Oh goodness! I can't begin to tell you how amazing these are! We love them with mini chocolate chips too, but we were in such bliss, we forgot to take the picture. So for now, I'll show you these and just tell you how you can make them too. This is what you'll need for about 18-32 bars:
Ingredients:
4 cups fresh or frozen blueberries
4 tsp cornstarch
2 tbsp lemon juice, freshly squeezed
2 tsp vanilla extract
1/2 cup granulated sugar
Graham Cracker Crust
28 graham crackers, crushed into fine crumbs
12 tbsp unsalted butter, melted
Cheesecake Filling
2 16 oz packages of cream cheese, softened to room temperature
2/3 cup mini chocolate chips, optional
1 cup granulated sugar
4 large eggs, room temperature
3 tsp vanilla extract
2 tbsp lemon juice, freshly squeezed
6 tbsp flour
Blueberry Sauce
In a saucepan, combine blueberries, cornstarch, lemon juice, vanilla extract, and sugar, stirring until blended. Heat the mixture over medium-high, stirring constantly until it comes to a boil. Once boiling, reduce the heat to medium and simmer for 5-8 minutes, stirring frequently, until the blueberries break down and the sauce thickens. Remove from heat and let cool completely.
Graham Cracker Crust
Adjust your oven rack to the second level and preheat to 325°F. Spray a 9 x 13 baking pan with non-stick spray, then line it with parchment paper, leaving some overhang on the sides. Lightly spray the parchment with baking spray and set aside.

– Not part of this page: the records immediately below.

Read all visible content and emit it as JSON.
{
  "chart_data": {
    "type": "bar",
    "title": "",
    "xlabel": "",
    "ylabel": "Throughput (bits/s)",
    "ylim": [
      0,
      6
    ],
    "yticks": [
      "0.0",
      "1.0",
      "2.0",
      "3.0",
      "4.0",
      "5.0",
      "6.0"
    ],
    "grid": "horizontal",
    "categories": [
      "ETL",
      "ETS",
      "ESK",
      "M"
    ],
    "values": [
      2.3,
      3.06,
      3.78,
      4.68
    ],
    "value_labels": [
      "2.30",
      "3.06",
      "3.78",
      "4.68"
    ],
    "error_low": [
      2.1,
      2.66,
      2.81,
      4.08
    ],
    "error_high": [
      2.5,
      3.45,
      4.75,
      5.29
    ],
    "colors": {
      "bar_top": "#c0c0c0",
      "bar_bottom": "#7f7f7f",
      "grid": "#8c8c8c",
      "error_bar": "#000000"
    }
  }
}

To make the graham cracker crust, pulse graham crackers in a food processor until fine, or place them in a resealable bag and crush with a meat tenderizer. Transfer crumbs to a bowl, add melted butter, and mix until combined.
Press the graham cracker mixture evenly into the prepared pan using the bottom of a glass or measuring cup. Bake for 8-10 minutes until lightly golden, then set aside to cool while preparing the cheesecake filling.
Cheesecake Filling
Using an electric hand mixer or a stand mixer with the paddle attachment, beat the softened cream cheese on medium-high speed for 2-4 minutes until smooth and creamy, making sure to scrape down the sides of the bowl periodically.
Next, add the eggs, vanilla extract, lemon juice, granulated sugar, and all-purpose flour. Beat the mixture until it’s well combined and smooth, then fold in the mini chocolate chips, if using.
Pour the cream cheese filling over the cooled graham cracker crust, smoothing it evenly with a spatula. Then, dollop the cooled blueberry sauce over the top using a small cookie scoop or spoon.
Create a marbled effect by swirling the blueberry sauce into the cream cheese filling with a knife or toothpick, drawing vertical and horizontal lines across the surface.
Bake the cheesecake bars for 40-50 minutes, until the center jiggles slightly when the pan is gently shaken.
Cool the bars completely on a cooling rack, then refrigerate overnight. Once fully chilled, lift the cheesecake out of the pan using the parchment paper and transfer it to a cutting board and enjoy!!
Storing:
Cut into bars with a sharp knife, wiping the knife clean between cuts for clean edges. These blueberry cheesecake bars can also be frozen for up to 3 months in a freezer-safe container or bag. To thaw, refrigerate overnight before serving.